Six orderlies from the elderly care facility had previously told The Wall Street Journal about witnessing the removal of bodies from the hospital, where they said at least 100 people had become infected.
Calls for help from hospital caretakers and staff members have also proliferated on the internet. Some said they weren’t told about outbreaks in the hospital when reporting for work and became trapped inside sealed wards with the infected. Authorities also threatened to cut all their pay if they failed to show up, some said.
“It’s a living hell,” wrote one man whose wife, a healthcare worker from Shanghai Huangpu Mental Health Center, had been sealed inside for eight days. He said that 50 out of 500 staff members have become infected, so have “nearly all patients.”
Ruru also reported receiving pressure from authorities regarding her online comments. After her post about the 94-year-old woman’s death gathered 4 million views online, she said she got several calls from two different local police stations to delete it, because it was “too negative” and “could be exploited by those with ulterior motives.”
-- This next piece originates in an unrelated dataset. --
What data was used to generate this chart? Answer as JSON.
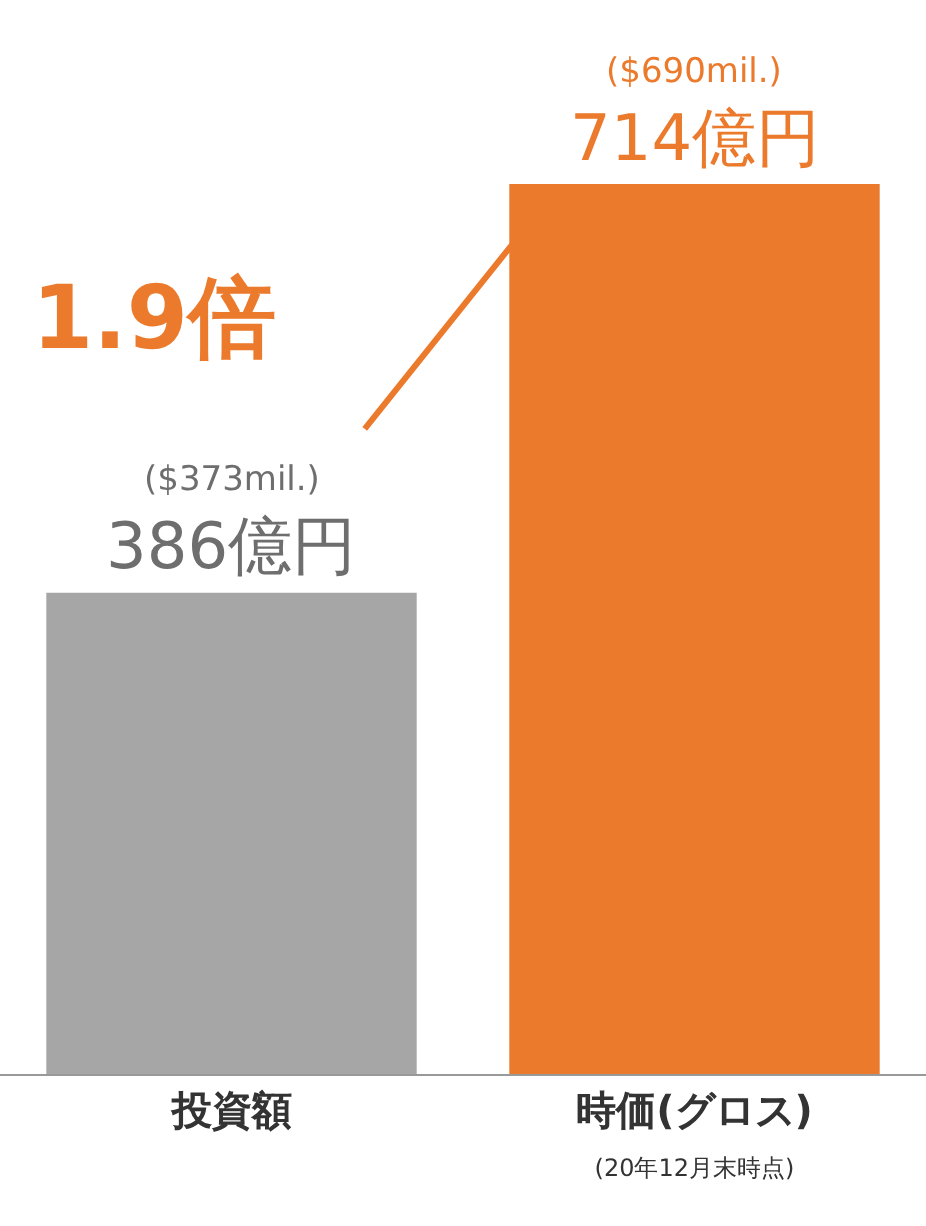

A doctor from Shanghai’s Yangsi Hospital, when reached by phone on April 3, told The Epoch Times that she didn’t know how many COVID-19 patients there were at the hospital. “It’s not proper for me to ask about these matters,” she said. She hung up when asked if anyone could confirm such numbers.
Wei Yan (pseudonym) had been video-calling her 95-year-old grandmother regularly since the city’s Tongkang Hospital closed to the public late last year. Then, around March 26, she started noticing hazmat suits among caretakers in the background. Wei’s grandmother tested positive three days later. Doctors and nurses in chat groups wouldn’t answer any questions from relatives for the following three days.
More than 30 seniors had fallen sick with COVID-19 at the same facility as of April 1, Wei said.
Worried about her grandmother’s heart disease and high blood pressure, Wei had asked to go into the hospital to care for her, saying she would sign an agreement waiving the hospital’s responsibility. But the hospital “would not let us in no matter what,” she told The Epoch Times.
“The hospital had told those inside not to reveal the situation to the outside,” she said. “Even caretakers have to rely on guesswork.”